Conservation pricing involves setting the cost of water in a way that incents users to use less. For instance, some municipalities scale the cost of water to how much the consumer is using: the more they use, the higher their rate is. Conservation pricing can also help the municipality recover more of the costs of providing water, assisting in full cost accounting while still giving consumers the option to save money by using less. These actions are not restricted to large municipalities, in 2009 the Village of Mannville replaced or installed radio frequency (RF) water meters with data log capabilities in all residential, institutional and commercial buildings and began charging consumption fees at a rate of $1.50 per cubic meter on deep well water.
Rebates, on the other hand, provide a direct incentive to implement more efficient technology. These are especially helpful with technology like water-efficient fixtures. The large majority of people who renovate their homes or businesses already install these fixtures, so bylaws requiring them no longer have much of an effect. However, the people who don’t renovate or build new structures may still have old, wasteful structures. Rebates make renovations more attractive to these home and business owners by lowering the cost of installing new fixtures. Numerous Alberta municipalities have instituted rebates on the purchase of low-flow toilets. Rebates can also incentivize consumers to adopt technologies like rain collection barrels or use water-conserving landscaping elements like mulch ground cover. Some centres have extended these rebates to businesses as well as residents.

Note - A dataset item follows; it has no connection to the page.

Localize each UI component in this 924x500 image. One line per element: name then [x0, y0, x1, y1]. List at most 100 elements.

The Federation of Canadian Municipalities has funding available through the Green Municipal Fund for projects that target end-use water consumption.
Education and outreach initiatives that inform water users about water conservation programs are needed for a successful program. Even mandatory programs such as watering restrictions are rarely successful without promotion and outreach. The most effective education programs will increase public knowledge about the need for water conservation and the potential benefits of demand management. In addition, these programs should provide information to individuals on how to participate in local conservation initiatives.
A good water education and outreach program should:
- Instill conservation habits in water users
- Heighten public awareness of the need to conserve water to the point where other initiatives, such as volume-based pricing and regulation, become acceptable and can be implemented
- Continue awareness through regular public reminders of the need for conservation
- Change values towards a lasting ‘water ethic’
Examples of outreach include providing information on municipal websites or advertising in local media, sending staff or volunteers to community events or into local schools as outreach, or sending mailouts to local businesses. The City of Brooks has taken a multi-faceted approach to water conservation outreach which includes:
- Water Wise Plant Tag Program - to educate and encourage residents to purchase plants that aid in water conservation. Any plant that is native to the Brooks area, or requires little watering, will be marked with a special tag.
- Water Use Scorecard - The City provides residents with the opportunity to assess where and how they use water and their water use efficiency with a Water Use Scorecard. Citizens can then check out the City’s brochure, 100 Ways to Conserve Water, for ideas on how to improve their score.
- Yellowfish Road Program - The City’s Environmental Advisory Committee has partnered with Trout Unlimited Canada to bring the Yellowfish Road Program to Brooks. A variety of youth groups are encouraged to sign out painting kits and paint yellow fish on the storm drains throughout Brooks to remind residents of where the water and items that get washed down the storm drains end up.
- Xeriscaping - The City’s Environmental Advisory Committee and Parks Services Department recently partnered with local Girl Guides to design and plant two flower beds in a City Park with natural and water wise plants. The Xeriscaping Demo Bed is in a highly visible area and residents are encouraged to look at the bed to understand how easy xeriscaping can be, and how much water we can be saved.